Oui, ces règles de calcul sont contraires à la plus élémentaire humanité et aux engagements de la France en matière de protection des droits humains. La Défenseure des droits a été claire à ce sujet, tout comme la Commission nationale consultative des droits de l’homme – CNCDH : elles ont rappelé que le mode de calcul actuel va à l’encontre des principes de la convention relative aux droits des personnes handicapées, qu’il ne respecte pas les droits à la dignité, à l’autonomie, à la possibilité de faire librement ses propres choix et à disposer d’un niveau de vie adéquat, et qu’il entrave le droit à fonder une famille ou à vivre en couple.

Le 17 juin dernier, le Gouvernement faisait honteusement usage du vote bloqué pour faire obstacle à la déconjugalisation de l’AAH. Puis, au mois d’octobre, la proposition de loi de notre collègue Aurélien Pradié était rejetée. Enfin, la semaine dernière, en commission, le Gouvernement et sa majorité ont supprimé froidement les articles de notre proposition de loi.
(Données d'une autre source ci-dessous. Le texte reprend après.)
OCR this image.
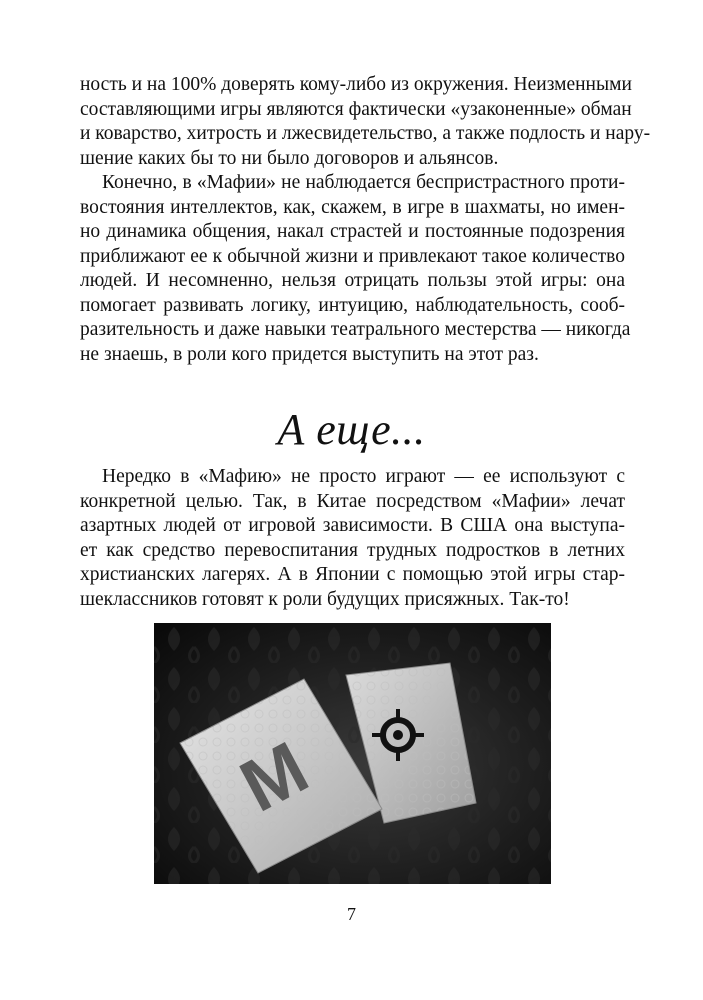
ность и на 100% доверять кому-либо из окружения. Неизменными
составляющими игры являются фактически «узаконенные» обман
и коварство, хитрость и лжесвидетельство, а также подлость и нару-
шение каких бы то ни было договоров и альянсов.

Конечно, в «Мафии» не наблюдается беспристрастного проти-
востояния интеллектов, как, скажем, в игре в шахматы, но имен-
но динамика общения, накал страстей и постоянные подозрения
приближают ее к обычной жизни и привлекают такое количество
людей. И несомненно, нельзя отрицать пользы этой игры: она
помогает развивать логику, интуицию, наблюдательность, сооб-
разительность и даже навыки театрального местерства — никогда
не знаешь, в роли кого придется выступить на этот раз.

А еще...

Нередко в «Мафию» не просто играют — ее используют с
конкретной целью. Так, в Китае посредством «Мафии» лечат
азартных людей от игровой зависимости. В США она выступа-
ет как средство перевоспитания трудных подростков в летних
христианских лагерях. А в Японии с помощью этой игры стар-
шеклассников готовят к роли будущих присяжных. Так-то!

M
7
L’abattement forfaitaire, présenté comme une solution alternative à la déconjugalisation, que vous avez proposé lors de la deuxième lecture du texte à l’Assemblée et qui a été repris dans le projet de loi de finances, n’est en aucun cas une réponse adéquate. Cette mesure maintient le statu quo , fait un bras d’honneur aux associations unanimes qui vous réclament cette déconjugalisation et dénature complètement l’ambition originelle de notre texte, à savoir la reconnaissance du droit à l’autonomie et donc à l’individualisation. Le Sénat n’en a pas voulu non plus et a rétabli, en deuxième lecture, la version des articles 3 et 3 bis qu’il avait adoptée en première lecture. Je salue le travail des sénateurs qui ont rétabli la majoration de l’AAH pour les personnes à charge et ont établi une période transitoire pour les 44 000 personnes estimées perdantes de la réforme de l’individualisation.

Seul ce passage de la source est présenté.